Premier jour du Salon du Livre : voyage et liberté d'expression
L'Algérien Kamel Daoud, auteur du roman salué par la critique "Meursault, contre-enquête", est sous le coup d'une fatwa pour ses positions libérales et laïques. "Nous faisons face à un fléau mondial qui vise les personnes, la pensée différente", dit-il à l'AFP, avant un débat sur la liberté d'expression au côté du dessinateur Plantu. "Si les islamistes s'attaquent d'abord à la culture, aux musées, aux livres, aux écrivains, aux intellectuels, ils le font parce qu'ils savent que l'enjeu est d'abord culturel.

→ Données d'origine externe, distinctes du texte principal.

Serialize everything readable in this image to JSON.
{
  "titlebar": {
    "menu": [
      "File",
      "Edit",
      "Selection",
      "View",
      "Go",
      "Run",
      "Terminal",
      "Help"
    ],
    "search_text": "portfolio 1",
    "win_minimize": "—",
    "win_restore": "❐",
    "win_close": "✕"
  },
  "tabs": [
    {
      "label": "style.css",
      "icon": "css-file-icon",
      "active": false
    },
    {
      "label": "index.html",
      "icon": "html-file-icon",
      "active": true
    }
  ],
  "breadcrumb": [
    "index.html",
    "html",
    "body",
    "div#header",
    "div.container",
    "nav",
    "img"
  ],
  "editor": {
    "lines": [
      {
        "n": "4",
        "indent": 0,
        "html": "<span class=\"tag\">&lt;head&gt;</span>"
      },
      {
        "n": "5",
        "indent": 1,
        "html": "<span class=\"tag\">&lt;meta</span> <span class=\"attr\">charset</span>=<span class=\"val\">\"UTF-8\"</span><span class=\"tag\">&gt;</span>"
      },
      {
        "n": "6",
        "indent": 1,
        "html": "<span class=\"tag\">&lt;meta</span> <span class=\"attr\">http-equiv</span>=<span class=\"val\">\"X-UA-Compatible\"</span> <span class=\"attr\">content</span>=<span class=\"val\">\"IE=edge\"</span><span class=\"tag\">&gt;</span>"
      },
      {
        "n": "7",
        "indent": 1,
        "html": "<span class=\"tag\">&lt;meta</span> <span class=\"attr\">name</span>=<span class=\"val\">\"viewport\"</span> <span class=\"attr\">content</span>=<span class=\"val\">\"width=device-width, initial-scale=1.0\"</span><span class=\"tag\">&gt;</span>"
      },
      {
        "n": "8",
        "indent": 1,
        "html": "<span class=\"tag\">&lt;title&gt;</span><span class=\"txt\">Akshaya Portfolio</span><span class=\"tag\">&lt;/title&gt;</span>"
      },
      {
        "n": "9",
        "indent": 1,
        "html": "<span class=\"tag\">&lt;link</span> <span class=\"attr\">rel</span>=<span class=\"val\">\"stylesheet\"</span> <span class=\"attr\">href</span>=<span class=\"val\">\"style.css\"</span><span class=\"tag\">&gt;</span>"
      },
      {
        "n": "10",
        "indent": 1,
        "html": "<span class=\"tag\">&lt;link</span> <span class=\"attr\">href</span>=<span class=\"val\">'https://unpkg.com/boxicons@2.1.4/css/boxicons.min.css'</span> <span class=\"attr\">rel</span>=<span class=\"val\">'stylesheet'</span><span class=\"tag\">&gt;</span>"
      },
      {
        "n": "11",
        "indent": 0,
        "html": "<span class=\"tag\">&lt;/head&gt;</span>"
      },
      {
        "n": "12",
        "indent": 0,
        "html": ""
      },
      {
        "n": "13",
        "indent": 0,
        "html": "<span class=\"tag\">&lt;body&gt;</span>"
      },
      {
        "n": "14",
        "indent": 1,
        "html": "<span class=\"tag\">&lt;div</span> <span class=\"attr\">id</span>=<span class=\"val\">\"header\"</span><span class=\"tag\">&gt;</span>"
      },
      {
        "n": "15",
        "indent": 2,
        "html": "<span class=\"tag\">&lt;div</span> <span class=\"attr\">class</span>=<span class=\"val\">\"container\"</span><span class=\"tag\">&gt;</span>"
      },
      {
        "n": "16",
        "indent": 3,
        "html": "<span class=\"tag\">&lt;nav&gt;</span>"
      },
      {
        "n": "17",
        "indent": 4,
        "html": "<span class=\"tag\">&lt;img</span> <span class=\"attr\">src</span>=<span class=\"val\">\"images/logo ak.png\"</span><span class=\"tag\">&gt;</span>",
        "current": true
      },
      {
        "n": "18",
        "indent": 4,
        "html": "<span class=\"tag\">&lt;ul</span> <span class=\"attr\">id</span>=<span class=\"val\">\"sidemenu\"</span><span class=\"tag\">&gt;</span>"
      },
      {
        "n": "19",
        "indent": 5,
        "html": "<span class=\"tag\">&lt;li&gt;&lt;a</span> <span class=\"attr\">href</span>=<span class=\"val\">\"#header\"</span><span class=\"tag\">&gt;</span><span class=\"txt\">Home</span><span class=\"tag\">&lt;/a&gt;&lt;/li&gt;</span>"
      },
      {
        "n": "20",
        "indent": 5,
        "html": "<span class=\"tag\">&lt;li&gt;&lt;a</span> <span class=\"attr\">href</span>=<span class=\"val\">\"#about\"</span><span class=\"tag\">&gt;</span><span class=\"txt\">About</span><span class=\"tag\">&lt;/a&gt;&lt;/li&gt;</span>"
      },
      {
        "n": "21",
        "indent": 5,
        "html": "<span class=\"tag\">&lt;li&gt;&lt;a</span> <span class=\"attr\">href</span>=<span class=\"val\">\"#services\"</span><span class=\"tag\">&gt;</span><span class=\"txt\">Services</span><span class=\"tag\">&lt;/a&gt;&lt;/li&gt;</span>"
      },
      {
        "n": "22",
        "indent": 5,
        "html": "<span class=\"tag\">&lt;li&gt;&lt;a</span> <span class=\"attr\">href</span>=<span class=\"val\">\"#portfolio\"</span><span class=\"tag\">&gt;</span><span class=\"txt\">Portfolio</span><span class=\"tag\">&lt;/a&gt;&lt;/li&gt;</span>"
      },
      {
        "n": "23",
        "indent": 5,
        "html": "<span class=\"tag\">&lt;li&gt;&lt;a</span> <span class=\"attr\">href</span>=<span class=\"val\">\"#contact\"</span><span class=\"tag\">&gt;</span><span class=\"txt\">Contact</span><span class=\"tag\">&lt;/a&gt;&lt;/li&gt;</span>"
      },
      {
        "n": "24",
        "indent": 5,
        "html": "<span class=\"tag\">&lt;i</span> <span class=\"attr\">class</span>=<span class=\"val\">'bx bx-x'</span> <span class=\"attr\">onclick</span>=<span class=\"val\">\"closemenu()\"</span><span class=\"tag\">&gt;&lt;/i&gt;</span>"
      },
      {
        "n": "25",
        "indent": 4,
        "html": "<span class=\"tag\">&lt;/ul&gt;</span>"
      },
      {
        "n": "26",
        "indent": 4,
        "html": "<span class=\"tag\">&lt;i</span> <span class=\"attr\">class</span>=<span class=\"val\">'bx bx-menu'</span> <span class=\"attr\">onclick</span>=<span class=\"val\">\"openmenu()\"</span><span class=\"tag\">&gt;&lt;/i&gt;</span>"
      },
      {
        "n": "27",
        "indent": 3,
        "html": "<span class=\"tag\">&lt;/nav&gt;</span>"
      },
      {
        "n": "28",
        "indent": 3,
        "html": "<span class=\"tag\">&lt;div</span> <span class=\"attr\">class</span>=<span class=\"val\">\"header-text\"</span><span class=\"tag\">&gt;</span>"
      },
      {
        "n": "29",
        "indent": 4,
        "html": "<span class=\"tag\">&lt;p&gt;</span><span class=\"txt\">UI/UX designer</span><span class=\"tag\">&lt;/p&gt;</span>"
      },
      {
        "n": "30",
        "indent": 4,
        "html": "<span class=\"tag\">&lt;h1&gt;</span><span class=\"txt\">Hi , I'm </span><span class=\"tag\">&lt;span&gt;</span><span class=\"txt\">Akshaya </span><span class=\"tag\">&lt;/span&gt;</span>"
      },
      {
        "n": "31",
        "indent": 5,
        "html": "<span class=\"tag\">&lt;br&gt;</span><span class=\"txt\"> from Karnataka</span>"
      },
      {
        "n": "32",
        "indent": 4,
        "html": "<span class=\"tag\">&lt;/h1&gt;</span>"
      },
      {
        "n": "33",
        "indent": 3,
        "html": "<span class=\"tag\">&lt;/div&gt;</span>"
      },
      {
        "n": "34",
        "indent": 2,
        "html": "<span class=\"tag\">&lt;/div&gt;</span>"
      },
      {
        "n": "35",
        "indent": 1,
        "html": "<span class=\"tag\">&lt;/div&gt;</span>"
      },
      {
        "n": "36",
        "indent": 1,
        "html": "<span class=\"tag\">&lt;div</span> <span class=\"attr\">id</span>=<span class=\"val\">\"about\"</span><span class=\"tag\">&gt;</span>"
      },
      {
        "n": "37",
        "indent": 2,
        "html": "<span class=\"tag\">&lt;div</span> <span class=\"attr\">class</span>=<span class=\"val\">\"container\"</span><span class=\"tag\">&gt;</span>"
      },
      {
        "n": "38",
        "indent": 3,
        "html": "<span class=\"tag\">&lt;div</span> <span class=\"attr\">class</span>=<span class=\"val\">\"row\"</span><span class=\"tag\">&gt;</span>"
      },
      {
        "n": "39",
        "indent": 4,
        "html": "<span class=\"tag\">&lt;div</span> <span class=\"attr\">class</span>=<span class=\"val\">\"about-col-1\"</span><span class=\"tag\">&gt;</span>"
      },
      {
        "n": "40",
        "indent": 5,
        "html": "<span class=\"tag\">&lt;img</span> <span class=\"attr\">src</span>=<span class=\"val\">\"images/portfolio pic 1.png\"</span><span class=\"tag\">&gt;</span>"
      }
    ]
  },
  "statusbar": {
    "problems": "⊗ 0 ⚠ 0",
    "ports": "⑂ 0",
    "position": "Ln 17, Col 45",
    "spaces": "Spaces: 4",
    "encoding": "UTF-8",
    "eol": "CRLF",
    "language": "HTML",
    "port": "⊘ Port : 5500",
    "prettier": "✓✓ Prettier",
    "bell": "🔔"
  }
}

Dans le monde arabe, la faillite philosophique est immense, quand on n'est pas islamiste et qu'on cherche du sens, on n'a aucune alternative. On n'a rien sous la main pour s'expliquer sa présence au monde, sa sexualité, l'amour, la mort, toutes les grandes questions de l'homme".
L'Italien Erri De Luca, poursuivi en Italie pour incitation au sabotage de la ligne ferroviaire Lyon-Turin, a reçu, lui, le soutien d'auteurs mondialement connus comme Salman Rushdie ou Paul Auster.
Le Brésil est à l'honneur, comme il l'avait déjà été en 1998. "C'est le premier pays a être mis à l'honneur pour la deuxième fois", a souligné la ministre de la Culture Fleur Pellerin en inaugurant le Salon. Près de 50 auteurs brésiliens sont présents, comme Bernardo Carvalho, Ana Maria Machado ou Paulo Lins. "Il y a une éclosion de nouvelles voix, des gens qui écrivent sur les villes avec une diversité d'expériences urbaines", a dit à l'AFP Ana Maria Machado. Le ministre de la Culture brésilien, Juca Ferreira, a expliqué qu'"un choix très large a été fait pour que les Français puissent découvrir la nouvelle génération d'écrivains".
Les villes polonaises de Cracovie et de Wroclaw sont aussi sous le feu des projecteurs. "Cracovie, c'est la ville de ma jeunesse, une ville où l'on lit beaucoup", a dit à l'AFP le metteur en scène Roman Polanski. Au-dessus du stand de la Pologne, on pouvait lire une phrase de l'écrivain polonais Witold Gombrowicz (1904-1969): "Ce n'est pas nous qui disons les mots, ce sont les mots qui nous disent." "Witold Gombrowicz était mon auteur préféré quand j'étais jeune parce que ce genre de littérature était interdit en Pologne", a souligné le réalisateur du "Pianiste", Palme d'or à Cannes en 2002.
Une vingtaine d'auteurs polonais sont présents, dont Marek Bienczyk, Iwona Chmielewska, Marek Krajewski et Urszula Koziol. Parmi les 3.000 auteurs qui dédicaceront leurs ouvrages, on trouve le prix Goncourt 2014, Lydie Salvayre, Sylvain Tesson, Amin Maalouf, Amélie Nothomb, ou encore David Foenkinos.
"Une faute morale"
Mais ce salon ne représentera pas toutes les maisons d'édition, le groupe Hachette Livre (Grasset, Fayard ou Calmann-Lévy) ayant choisi de ne pas y prendre part, invoquant le coût de cette participation au regard de ses retombées. "Les grandes maisons de littérature ont décidé cette année qu'elles préféraient investir leurs moyens" dans d'autres salons, a indiqué Arnaud Nourry, PDG d'Hachette Livre.
Les actionnaires de ces maisons n'étaient toutefois pas tous d'accord. "Alors que l'écrit et le livre demeurent plus que jamais des remparts contre l'obscurantisme et le fanatisme, cette absence d'Hachette Livre, au regard de l'actualité, sonne comme une faute morale", a réagi Eliane Calmann-Lévy, actionnaire minoritaire des Editions Calmann-Lévy.
Le débat sur son implantation Porte de Versailles a aussi ressurgi. "Nous avons créé ce salon en 1981: ce serait dommage de l'arrêter", a dit à l'AFP Antoine Gallimard, PDG des éditions Gallimard, pour qui la taille des locaux de la Porte de Versailles rend possible la rencontre entre tous les éditeurs, grands ou petits, et tous les Français, provinciaux ou parisiens.
Autre motif d'inquiétude: une baisse de la lecture et des ventes de livres, selon plusieurs études. Fleur Pellerin a annoncé au Salon le lancement d'une campagne en faveur de la lecture des jeunes, dont une grande "fête de la lecture" cet été.